In the context of the case study of the OI, it is difficult to anticipate how the current assignment of the consultant, Timothy Edwards, ended.

Conclusion:

The above analysis has been drawn based on the information available from the case study and the models used should not be considered one that fit all solutions as these provide a framework that can be adapted depending on the situation.

References:

Clampitt, P.G., DeKoch, R.J., and Cashman, T., (2000) A Strategy for Communicating About Uncertainty, Academy of Management Executive, 14(4), pp. 41-57.

Cope, M. (1999). The Seven Cs of Consulting: The Definitive Guide to the Consulting Process. London: Prentice Hall.

Czander, W. Eisold, K. (2003). Pyschoanalytic perspectives on organisational consulting: Transference and counter-transference. Human relations. 56(4), pp. 475-490.

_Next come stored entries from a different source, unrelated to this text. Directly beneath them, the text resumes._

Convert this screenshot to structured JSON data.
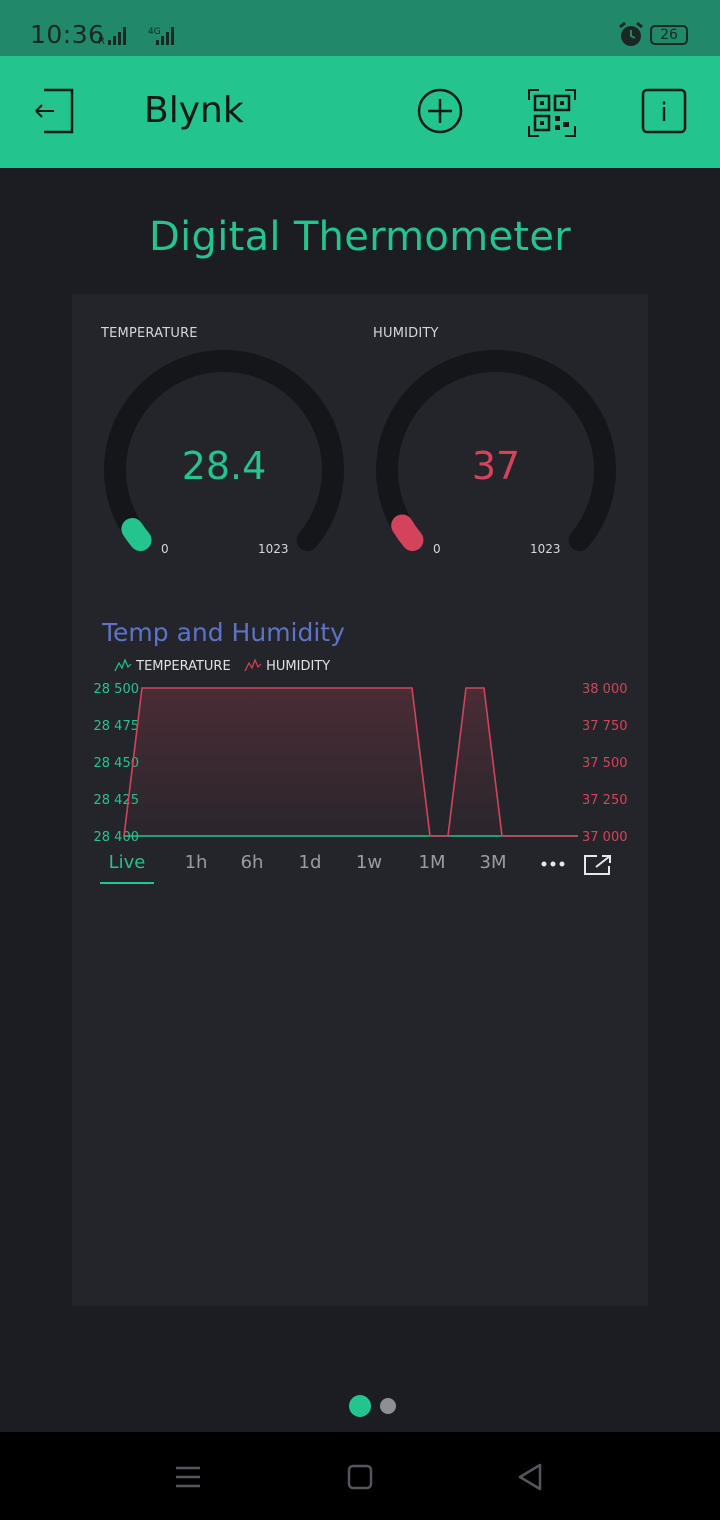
{
  "status_bar": {
    "time": "10:36",
    "network": "4G",
    "battery": "26"
  },
  "app_bar": {
    "title": "Blynk"
  },
  "dashboard": {
    "title": "Digital Thermometer"
  },
  "gauges": [
    {
      "label": "TEMPERATURE",
      "value": "28.4",
      "min": "0",
      "max": "1023",
      "level": 0.0277,
      "color": "#23c48e"
    },
    {
      "label": "HUMIDITY",
      "value": "37",
      "min": "0",
      "max": "1023",
      "level": 0.0362,
      "color": "#d3435c"
    }
  ],
  "chart": {
    "title": "Temp and Humidity",
    "legend": [
      {
        "name": "TEMPERATURE",
        "color": "#23c48e"
      },
      {
        "name": "HUMIDITY",
        "color": "#d3435c"
      }
    ],
    "tabs": [
      "Live",
      "1h",
      "6h",
      "1d",
      "1w",
      "1M",
      "3M"
    ],
    "active_tab": "Live"
  },
  "chart_data": {
    "type": "area",
    "title": "Temp and Humidity",
    "x_ticks": [],
    "y_left": {
      "ticks": [
        "28 500",
        "28 475",
        "28 450",
        "28 425",
        "28 400"
      ],
      "range": [
        28400,
        28500
      ],
      "color": "#23c48e"
    },
    "y_right": {
      "ticks": [
        "38 000",
        "37 750",
        "37 500",
        "37 250",
        "37 000"
      ],
      "range": [
        37000,
        38000
      ],
      "color": "#d3435c"
    },
    "series": [
      {
        "name": "TEMPERATURE",
        "axis": "left",
        "x": [
          0,
          1,
          2,
          3,
          4,
          5,
          6,
          7,
          8,
          9,
          10,
          11,
          12,
          13,
          14,
          15
        ],
        "values": [
          28400,
          28400,
          28400,
          28400,
          28400,
          28400,
          28400,
          28400,
          28400,
          28400,
          28400,
          28400,
          28400,
          28400,
          28400,
          28400
        ]
      },
      {
        "name": "HUMIDITY",
        "axis": "right",
        "x": [
          0,
          1,
          2,
          3,
          4,
          5,
          6,
          7,
          8,
          9,
          10,
          11,
          12,
          13,
          14,
          15
        ],
        "values": [
          37000,
          38000,
          38000,
          38000,
          38000,
          38000,
          38000,
          38000,
          37000,
          37000,
          38000,
          38000,
          37000,
          37000,
          37000,
          37000
        ]
      }
    ],
    "grid": false,
    "legend_position": "top-left"
  },
  "page_indicator": {
    "pages": 2,
    "current": 0
  }
}
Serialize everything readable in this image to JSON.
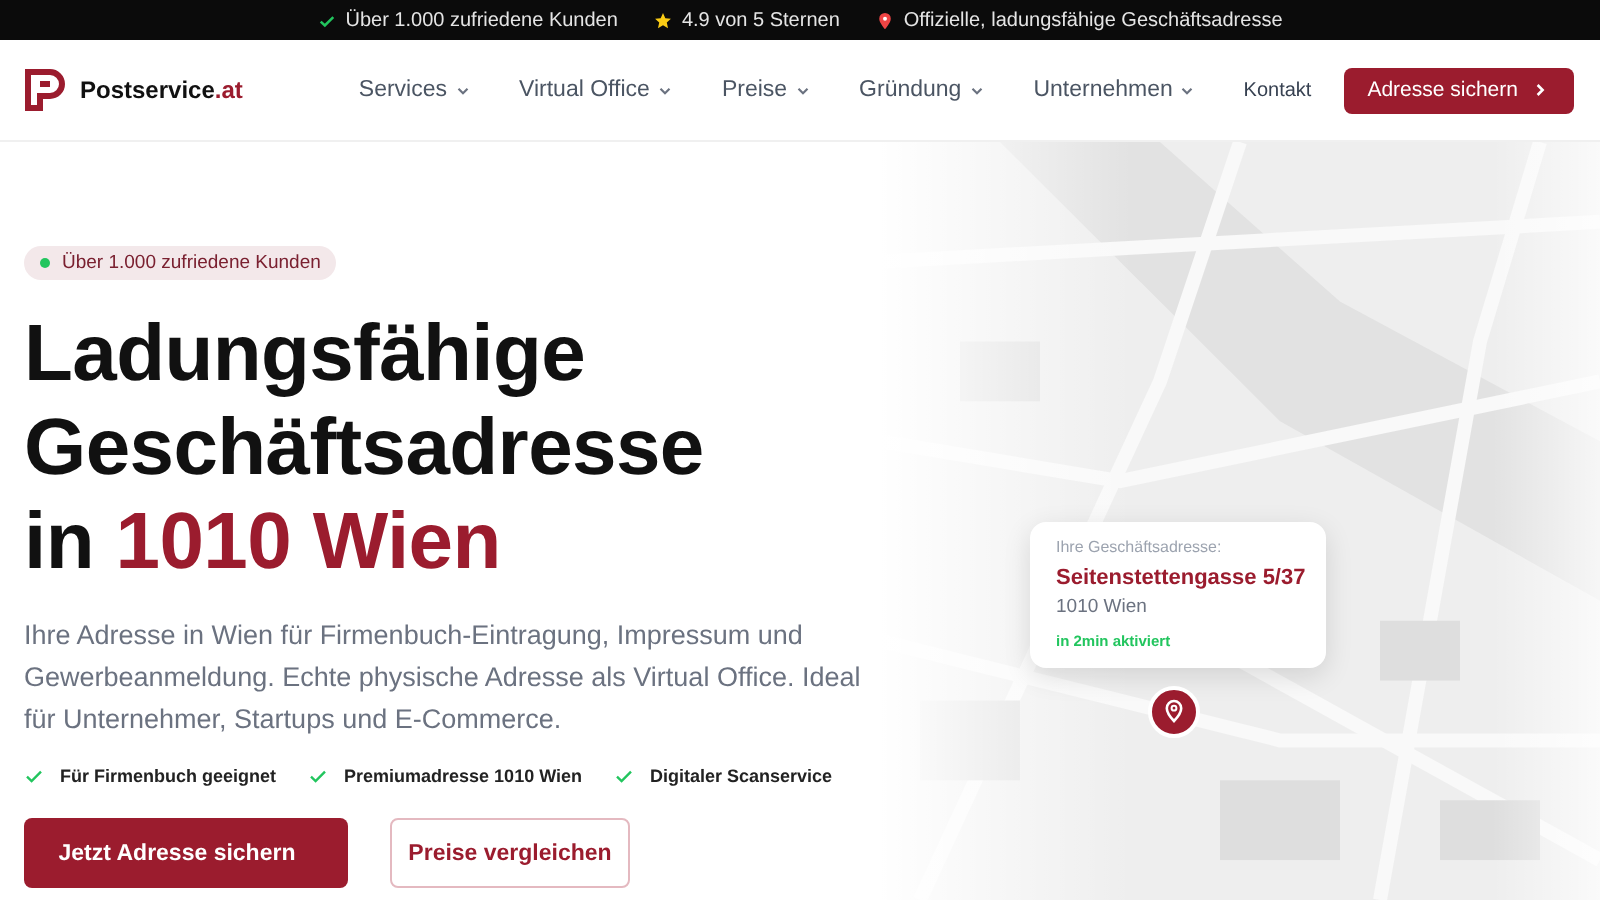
{
  "top_bar": {
    "items": [
      {
        "kind": "check",
        "text": "Über 1.000 zufriedene Kunden"
      },
      {
        "kind": "star",
        "text": "4.9 von 5 Sternen"
      },
      {
        "kind": "pin",
        "text": "Offizielle, ladungsfähige Geschäftsadresse"
      }
    ]
  },
  "nav": {
    "logo": {
      "name": "Postservice",
      "suffix": ".at"
    },
    "links": [
      {
        "label": "Services",
        "dropdown": true
      },
      {
        "label": "Virtual Office",
        "dropdown": true
      },
      {
        "label": "Preise",
        "dropdown": true
      },
      {
        "label": "Gründung",
        "dropdown": true
      },
      {
        "label": "Unternehmen",
        "dropdown": true
      }
    ],
    "contact": "Kontakt",
    "cta": "Adresse sichern"
  },
  "hero": {
    "badge": "Über 1.000 zufriedene Kunden",
    "heading": {
      "lines": [
        "Ladungsfähige",
        "Geschäftsadresse"
      ],
      "tail": "in",
      "accent": "1010 Wien"
    },
    "text": "Ihre Adresse in Wien für Firmenbuch-Eintragung, Impressum und Gewerbeanmeldung. Echte physische Adresse als Virtual Office. Ideal für Unternehmer, Startups und E-Commerce.",
    "features": [
      "Für Firmenbuch geeignet",
      "Premiumadresse 1010 Wien",
      "Digitaler Scanservice"
    ],
    "buttons": [
      {
        "label": "Jetzt Adresse sichern",
        "kind": "primary"
      },
      {
        "label": "Preise vergleichen",
        "kind": "secondary"
      }
    ]
  },
  "map_card": {
    "label": "Ihre Geschäftsadresse:",
    "street": "Seitenstettengasse 5/37",
    "city": "1010 Wien",
    "status": "in 2min aktiviert"
  }
}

Doggett, A.M., (2005) Root Cause Analysis: A Framework for Tool Selection. The Quality Management Journal, 12, pp. 34-45.

Hayes, J. (2007). The Theory and Practice of Change Management. Second Edition. Hampshire: Palgrave Macmillan

Kubr, M. (2002). Management Consulting: A Guide to the Profession, 4th edition, Geneva: International Labour Office.

Markham, C. (2004). The Top Consultant: Developing Your Skills for Greater Effectiveness, London: Kogan Page

Schein, Edgar H. (1987). Process consultation Volume II: Lessons for managers and consultants. Reading, Mass: Addison-Wesley

Whittle, A. (2006). The paradoxical repertoires of management consultancy. Journal of Organisational Change Management. 19(4), pp. 424-436.

Wickham, P and Wickham, L. (2008). Management Consulting: Delivering an Effective Project. Third Edition. Essex: Pearson Education Limited.